2. Grounds for veil-piercing
a. Business not conducted in proper corporate form (no SH or board meetings, no minutes,
officers acting outside the scope of their duties, etc)
b. SH has treated the corporate assets as his own or commingled them w/ his own
c. Corporation is undercapitalized (never capitalized w/ sufficient funds to do business and
meet its reasonably expected risks) taxi cab hypo
d. Corporation is thinly capitalized (most of the money that the SHs paid into the corp have
been characterized as debt rather than equity)
XX. L3Cs
A. Defined
1. An LLC whose primary goal is to further charitable or educational goals.
B. Articles of Organization Requirements
1. Name of the L3C
2. That it is an L3C
3. The charitable or educational purposes as defined by the Federal Internal Revenue Code for which
the L3C has been established
4. The fact that no significant purpose is to make a profit or is political or legislative
XXI. CONVERSIONS
A. General Rule
1. Any LA business entity (partnership, corporation, commendam partnership, LLC) may convert to
another type of business entity by submitted a conversion application and initial report if required by
the type of entity being converted into (corp and LLC, not partnership)
2. Application must be signed by one person who has mandatary/agency authority in the converting
entity (i.e. general partner, officer, member/manager).
B. Filing
1. Application and initial report (if required) may be delivered to the Sec of State up to 30 days in
advance of the official filing date.
2. Effective date
a.

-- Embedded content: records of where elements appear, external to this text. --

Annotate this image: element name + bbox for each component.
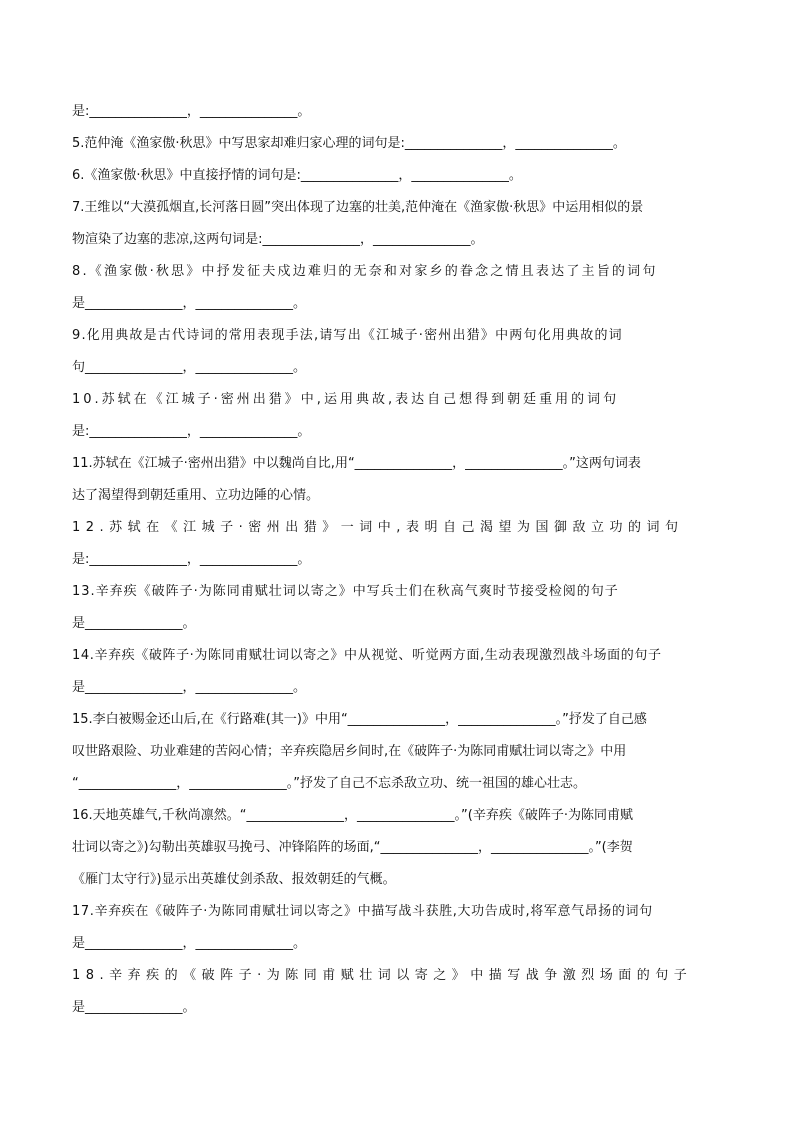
question-16-line-1: 16.天地英雄气,千秋尚凛然。“_______________，_______________。”(辛弃疾《破阵子·为陈同甫赋 bbox=[72, 808, 633, 823]
question-15-line-3: “_______________，_______________。”抒发了自己不忘杀敌立功、统一祖国的雄心壮志。 bbox=[72, 776, 586, 791]
question-7-line-2: 物渲染了边塞的悲凉,这两句词是:_______________，_______________。 bbox=[72, 232, 484, 247]
question-14-line-2: 是_______________，_______________。 bbox=[72, 680, 307, 695]
question-16-line-3: 《雁门太守行》)显示出英雄仗剑杀敌、报效朝廷的气概。 bbox=[72, 872, 396, 887]
question-17-line-2: 是_______________，_______________。 bbox=[72, 936, 307, 951]
question-18-line-1: 18.辛弃疾的《破阵子·为陈同甫赋壮词以寄之》中描写战争激烈场面的句子 bbox=[72, 968, 693, 983]
question-8-line-1: 8.《渔家傲·秋思》中抒发征夫戍边难归的无奈和对家乡的眷念之情且表达了主旨的词句 bbox=[72, 264, 658, 279]
question-4-line-2: 是:_______________，_______________。 bbox=[72, 104, 311, 119]
question-9-line-2: 句_______________，_______________。 bbox=[72, 360, 307, 375]
question-5: 5.范仲淹《渔家傲·秋思》中写思家却难归家心理的词句是:_______________，_______________。 bbox=[72, 136, 626, 151]
question-12-line-1: 12.苏轼在《江城子·密州出猎》一词中,表明自己渴望为国御敌立功的词句 bbox=[72, 520, 684, 535]
question-15-line-1: 15.李白被赐金还山后,在《行路难(其一)》中用“_______________，_______________。”抒发了自己感 bbox=[72, 712, 647, 727]
question-7-line-1: 7.王维以“大漠孤烟直,长河落日圆”突出体现了边塞的壮美,范仲淹在《渔家傲·秋思》中运用相似的景 bbox=[72, 200, 644, 215]
question-8-line-2: 是_______________，_______________。 bbox=[72, 296, 307, 311]
worksheet-page bbox=[72, 96, 722, 1024]
question-11-line-1: 11.苏轼在《江城子·密州出猎》中以魏尚自比,用“_______________，_______________。”这两句词表 bbox=[72, 456, 641, 471]
question-16-line-2: 壮词以寄之》)勾勒出英雄驭马挽弓、冲锋陷阵的场面,“_______________，_______________。”(李贺 bbox=[72, 840, 633, 855]
question-9-line-1: 9.化用典故是古代诗词的常用表现手法,请写出《江城子·密州出猎》中两句化用典故的词 bbox=[72, 328, 623, 343]
question-10-line-1: 10.苏轼在《江城子·密州出猎》中,运用典故,表达自己想得到朝廷重用的词句 bbox=[72, 392, 620, 407]
question-14-line-1: 14.辛弃疾《破阵子·为陈同甫赋壮词以寄之》中从视觉、听觉两方面,生动表现激烈战斗场面的句子 bbox=[72, 648, 662, 663]
question-13-line-1: 13.辛弃疾《破阵子·为陈同甫赋壮词以寄之》中写兵士们在秋高气爽时节接受检阅的句子 bbox=[72, 584, 619, 599]
question-10-line-2: 是:_______________，_______________。 bbox=[72, 424, 311, 439]
question-18-line-2: 是_______________。 bbox=[72, 1000, 196, 1015]
question-17-line-1: 17.辛弃疾在《破阵子·为陈同甫赋壮词以寄之》中描写战斗获胜,大功告成时,将军意气昂扬的词句 bbox=[72, 904, 653, 919]
question-13-line-2: 是_______________。 bbox=[72, 616, 196, 631]
question-6: 6.《渔家傲·秋思》中直接抒情的词句是:_______________，_______________。 bbox=[72, 168, 522, 183]
question-11-line-2: 达了渴望得到朝廷重用、立功边陲的心情。 bbox=[72, 488, 320, 503]
question-15-line-2: 叹世路艰险、功业难建的苦闷心情；辛弃疾隐居乡间时,在《破阵子·为陈同甫赋壮词以寄之》中用 bbox=[72, 744, 627, 759]
question-12-line-2: 是:_______________，_______________。 bbox=[72, 552, 311, 567]
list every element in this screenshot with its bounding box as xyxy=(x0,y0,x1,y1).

If everything is in order and all fees are paid, Sec of State will record the application (and
initial report) and issue a certificate of conversion effective as of the date of the
recordation
b. If application was filed within 5 days of being signed, it will be effective as of the date of
signing, unless it states that the recording date will be the effective date.
C. Effect of Conversion
1. Does not constitute a dissolution converting entity continues to exist but in a new form of
organization
2. All property and other ownership rights of converting entity will be held by new entity must
file duplicate certificate of conversion for recording in the appropriate conveyance office of each
parish in the state where the converting entity owns immovable property.
3. All liabilities and obligations of the converting entity will continue as such for the new entity
without any impairment or dissolution.